Roberto Arlt
El sacerdote negro apoyó
los pies en un travesaño de bambú del barandal de su bungalow, y mirando un elefante
que se dirigía hacia su establo cruzando las calles de Monrovia, le dijo al joven
juez Denis, un negro americano llegado hacía poco de Harlem a la Costa de Marfil:
–En
mi carácter de sacerdote católico de la Iglesia de Liberia debía aconsejarle a usted
que no hiciera ahorcar al niño Tul; pero antes de permitirme interceder por el pequeño
antropófago, le recordaré a usted lo que le sucedió a un juez que tuvimos hace algunos
años, el doctor Traitering.
“El
doctor Traitering era americano como usted. Fue un hombre recto, aunque no se distinguió
nunca por su asiduidad a la Sagrada Mesa. No. Sin embargo, trató de eliminar muchas
de las bestiales costumbres de nuestros hermanos inferiores, y únicamente el señor
presidente de la República y yo conocemos el misterio de su muerte. Y ahora lo conocerá
usted.”
El
doctor Denis se inclinó ceremonioso. Era un negro que estaba dispuesto a hacer carrera.

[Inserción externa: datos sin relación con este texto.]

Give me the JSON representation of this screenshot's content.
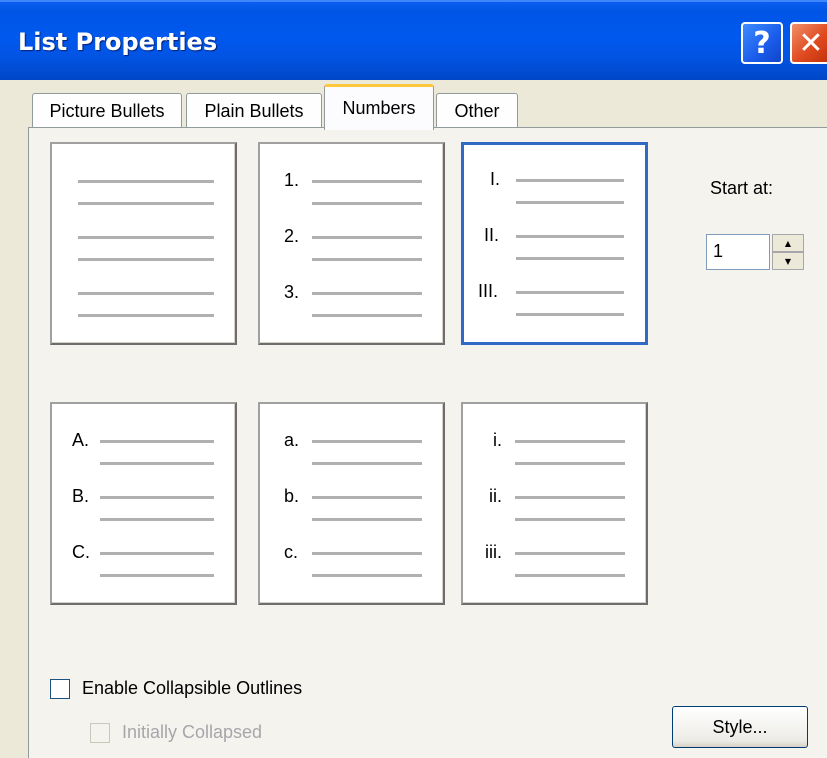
{
  "window": {
    "title": "List Properties",
    "help_label": "?",
    "close_label": "✕"
  },
  "tabs": [
    {
      "label": "Picture Bullets",
      "active": false
    },
    {
      "label": "Plain Bullets",
      "active": false
    },
    {
      "label": "Numbers",
      "active": true
    },
    {
      "label": "Other",
      "active": false
    }
  ],
  "styles": [
    {
      "name": "none",
      "markers": [
        "",
        "",
        ""
      ],
      "selected": false
    },
    {
      "name": "arabic",
      "markers": [
        "1.",
        "2.",
        "3."
      ],
      "selected": false
    },
    {
      "name": "upper-roman",
      "markers": [
        "I.",
        "II.",
        "III."
      ],
      "selected": true
    },
    {
      "name": "upper-alpha",
      "markers": [
        "A.",
        "B.",
        "C."
      ],
      "selected": false
    },
    {
      "name": "lower-alpha",
      "markers": [
        "a.",
        "b.",
        "c."
      ],
      "selected": false
    },
    {
      "name": "lower-roman",
      "markers": [
        "i.",
        "ii.",
        "iii."
      ],
      "selected": false
    }
  ],
  "start_at": {
    "label": "Start at:",
    "value": "1"
  },
  "options": {
    "enable_collapsible": {
      "label": "Enable Collapsible Outlines",
      "checked": false,
      "enabled": true
    },
    "initially_collapsed": {
      "label": "Initially Collapsed",
      "checked": false,
      "enabled": false
    }
  },
  "buttons": {
    "style_label": "Style..."
  },
  "colors": {
    "title_bar": "#0055e5",
    "selection_border": "#316ac5",
    "dialog_bg": "#ece9d8",
    "panel_bg": "#f4f3ee"
  }
}
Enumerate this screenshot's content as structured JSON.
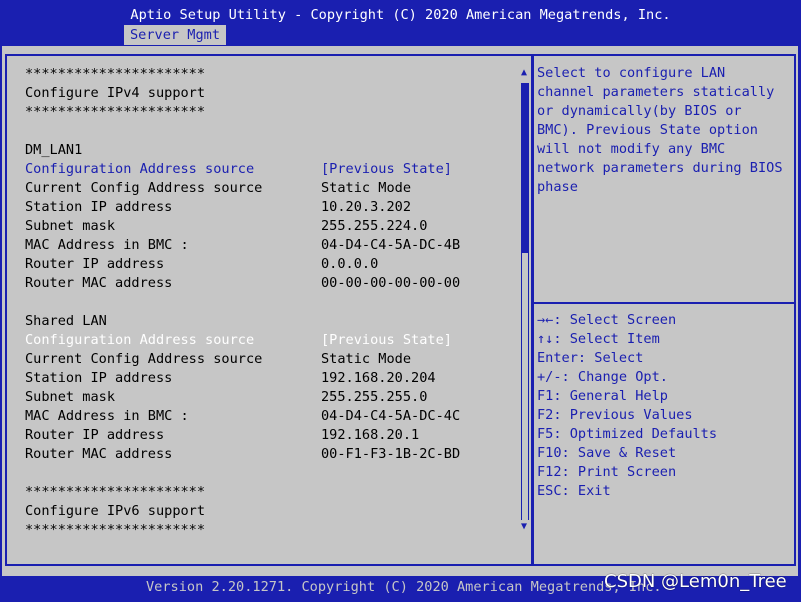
{
  "header": {
    "title": "Aptio Setup Utility - Copyright (C) 2020 American Megatrends, Inc.",
    "active_tab": "Server Mgmt"
  },
  "main": {
    "stars": "**********************",
    "ipv4_heading": "Configure IPv4 support",
    "dm_lan1": {
      "label": "DM_LAN1",
      "config_source_label": "Configuration Address source",
      "config_source_value": "[Previous State]",
      "current_config_label": "Current Config Address source",
      "current_config_value": "Static Mode",
      "station_ip_label": "Station IP address",
      "station_ip_value": "10.20.3.202",
      "subnet_label": "Subnet mask",
      "subnet_value": "255.255.224.0",
      "mac_bmc_label": "MAC Address in BMC :",
      "mac_bmc_value": "04-D4-C4-5A-DC-4B",
      "router_ip_label": "Router IP address",
      "router_ip_value": "0.0.0.0",
      "router_mac_label": "Router MAC address",
      "router_mac_value": "00-00-00-00-00-00"
    },
    "shared_lan": {
      "label": "Shared LAN",
      "config_source_label": "Configuration Address source",
      "config_source_value": "[Previous State]",
      "current_config_label": "Current Config Address source",
      "current_config_value": "Static Mode",
      "station_ip_label": "Station IP address",
      "station_ip_value": "192.168.20.204",
      "subnet_label": "Subnet mask",
      "subnet_value": "255.255.255.0",
      "mac_bmc_label": "MAC Address in BMC :",
      "mac_bmc_value": "04-D4-C4-5A-DC-4C",
      "router_ip_label": "Router IP address",
      "router_ip_value": "192.168.20.1",
      "router_mac_label": "Router MAC address",
      "router_mac_value": "00-F1-F3-1B-2C-BD"
    },
    "ipv6_heading": "Configure IPv6 support"
  },
  "help": {
    "lines": [
      "Select to configure LAN",
      "channel parameters statically",
      "or dynamically(by BIOS or",
      "BMC). Previous State option",
      "will not modify any BMC",
      "network parameters during BIOS",
      "phase"
    ]
  },
  "keys": [
    "→←: Select Screen",
    "↑↓: Select Item",
    "Enter: Select",
    "+/-: Change Opt.",
    "F1: General Help",
    "F2: Previous Values",
    "F5: Optimized Defaults",
    "F10: Save & Reset",
    "F12: Print Screen",
    "ESC: Exit"
  ],
  "footer": {
    "text": "Version 2.20.1271. Copyright (C) 2020 American Megatrends, Inc.",
    "watermark": "CSDN @Lem0n_Tree"
  },
  "colors": {
    "bios_blue": "#1a1fb0",
    "panel_gray": "#c6c6c6",
    "highlight_white": "#ffffff"
  },
  "scrollbar": {
    "up_icon": "▲",
    "down_icon": "▼"
  }
}
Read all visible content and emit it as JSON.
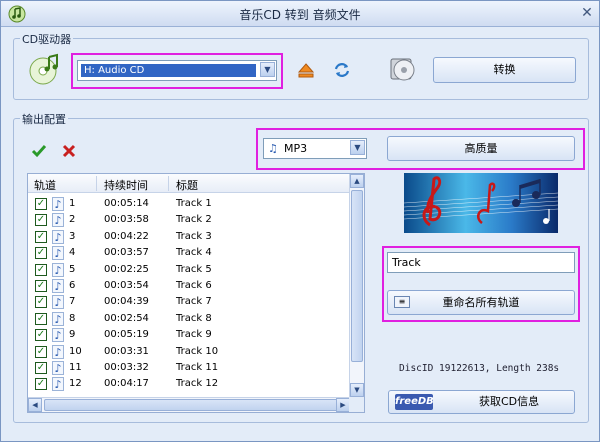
{
  "window": {
    "title": "音乐CD 转到 音频文件",
    "close_glyph": "✕"
  },
  "cd_drive": {
    "group_label": "CD驱动器",
    "selected_drive": "H:  Audio CD",
    "convert_label": "转换"
  },
  "output": {
    "group_label": "输出配置",
    "format_selected": "MP3",
    "quality_label": "高质量"
  },
  "tracks": {
    "columns": [
      "轨道",
      "持续时间",
      "标题"
    ],
    "rows": [
      {
        "num": "1",
        "duration": "00:05:14",
        "title": "Track 1"
      },
      {
        "num": "2",
        "duration": "00:03:58",
        "title": "Track 2"
      },
      {
        "num": "3",
        "duration": "00:04:22",
        "title": "Track 3"
      },
      {
        "num": "4",
        "duration": "00:03:57",
        "title": "Track 4"
      },
      {
        "num": "5",
        "duration": "00:02:25",
        "title": "Track 5"
      },
      {
        "num": "6",
        "duration": "00:03:54",
        "title": "Track 6"
      },
      {
        "num": "7",
        "duration": "00:04:39",
        "title": "Track 7"
      },
      {
        "num": "8",
        "duration": "00:02:54",
        "title": "Track 8"
      },
      {
        "num": "9",
        "duration": "00:05:19",
        "title": "Track 9"
      },
      {
        "num": "10",
        "duration": "00:03:31",
        "title": "Track 10"
      },
      {
        "num": "11",
        "duration": "00:03:32",
        "title": "Track 11"
      },
      {
        "num": "12",
        "duration": "00:04:17",
        "title": "Track 12"
      }
    ]
  },
  "rename": {
    "input_value": "Track",
    "button_label": "重命名所有轨道"
  },
  "disc_info": "DiscID 19122613, Length 238s",
  "freedb": {
    "logo": "freeDB",
    "button_label": "获取CD信息"
  },
  "colors": {
    "highlight": "#e020e0",
    "accent": "#3165c4"
  }
}
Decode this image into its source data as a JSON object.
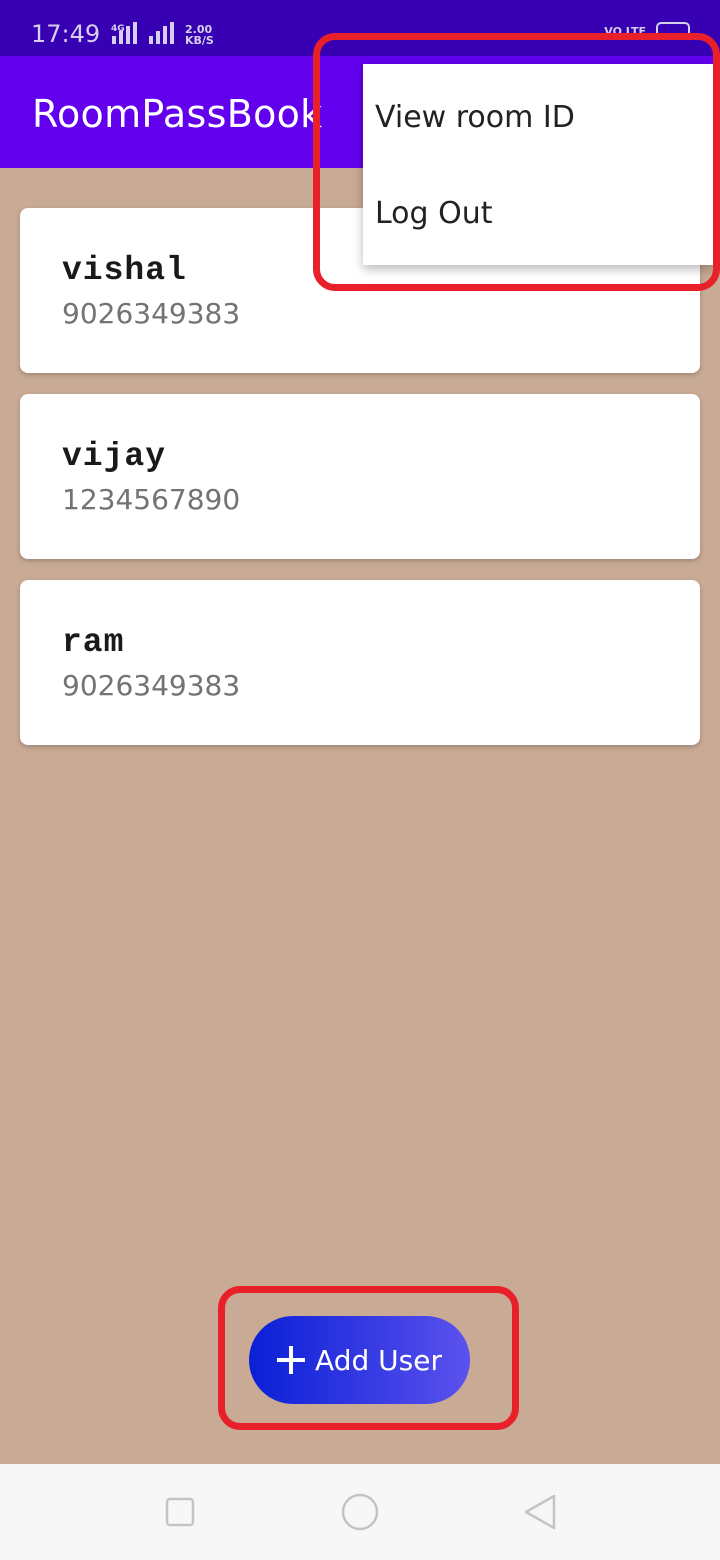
{
  "status_bar": {
    "time": "17:49",
    "network_type": "4G",
    "net_speed_value": "2.00",
    "net_speed_unit": "KB/S",
    "volte": "VO LTE",
    "icons": [
      "signal-icon",
      "battery-icon"
    ]
  },
  "app_bar": {
    "title": "RoomPassBook"
  },
  "users": [
    {
      "name": "vishal",
      "phone": "9026349383"
    },
    {
      "name": "vijay",
      "phone": "1234567890"
    },
    {
      "name": "ram",
      "phone": "9026349383"
    }
  ],
  "overflow_menu": {
    "items": [
      {
        "label": "View room ID"
      },
      {
        "label": "Log Out"
      }
    ]
  },
  "fab": {
    "label": "Add User",
    "icon": "plus-icon"
  },
  "nav_bar": {
    "icons": [
      "recents-square-icon",
      "home-circle-icon",
      "back-triangle-icon"
    ]
  },
  "colors": {
    "status_bar": "#3700b3",
    "app_bar": "#6200ee",
    "background": "#c9aa94",
    "highlight": "#e8202a",
    "fab_gradient_start": "#0a1fd6",
    "fab_gradient_end": "#5b52ee"
  }
}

El sacerdote encendió su pipa, llenó el vaso del juez con un transparente aguardiente
de palma, y prosiguió:
–El
señor Traitering era nativo de Florida, y, como usted, vino aquí, a Liberia, nombrado
por la poderosa influencia de una gran compañía fabricante de neumáticos. Nosotros
hemos conceptuado siempre un error nombrar negros nacidos en tierras extrañas para
regir los destinos del país de una manera u otra, pero la baja del caucho obliga
a todo…
El
doctor negro sonrió obsequioso, y haciendo una mueca terrible ingirió el vasito
de aguardiente de palma. El sacerdote continuó:
–Yo
he sentido siempre que el hombre de color, extranjero en este país, está desvinculado
del clima de la selva y de la tierra. Y cuando menos lo espera, se encuentra enganchado
por el engranaje del misterio bestial que en todos nosotros ha puesto el demonio,
siempre en acecho del alma animal de estos pobrecitos salvajes.
El
doctor Denis volvió a sonreír con obsequiosa máscara de chocolate, y el sacerdote,
sirviéndole otro vasito de aguardiente de palma, prosiguió su relato:
–Hace
cosa de siete años se produjeron numerosas desapariciones, que, con toda razón,
supusimos de origen criminal. Niños y doncellas, a veces hasta hombres robustos,
salían de sus chozas para no regresar. Las poblaciones de Krus comenzaron a sentirse
alarmadas; al caer la tarde, frente a las cabañas, las mujeres miraban impacientes
los desiertos caminos, temiendo por la desaparición de los suyos. Se iniciaron investigaciones,
se ofrecieron premios, y finalmente un esclavo mandinga reveló que había sido invitado
a una fiesta en el bosque que está más allá del rápido de Manba. Se destacó una
compañía de gendarmes, y una noche pudo detenerse a una banda compuesta de cuarenta
hombres que danzaban en torno de una muchacha de la tribu de De, listos ya para
sacrificarla. Algunos de los criminales estaban cubiertos de orejudas máscaras de
madera; otros, embozados en pieles de fieras. Había entre ellos hombres de la tribu
de los gbalín, para quienes la antropofagia es familiar, y también un niño de Kwesi,
de brazos largos y piernas cortas que parecía un pequeño gorila. Todos confesaron
sus delitos –habían devorado vivas a muchas personas–, pero no había uno solo de
ellos que no alegara que cometía estos crímenes cuando se había metamorfoseado en
una bestia…
–Sugestión
colectiva –murmuró el negro doctor.
El
sacerdote volvió su mirada hostil al pedantesco congénere, y el doctor Denis comprendió
que le convenía disimular su sabiduría materialista, y para hacerse perdonar la
indiscreción repuso:
–La
declaración del niño, ¿coincidió con la de los mayores?
–Sí.
El niño Gan alegó que cuando bailaba con los otros hombres en el bosque a medida
que danzaba sentía que se iba metamorfoseando en una hiena. Traitering condenó a
esos cuarenta criminales a la horca; su sentencia se ejecutó, y los cuarenta caníbales
fueron colgados de las ramas de los árboles en los caminos que conducían a Monrovia.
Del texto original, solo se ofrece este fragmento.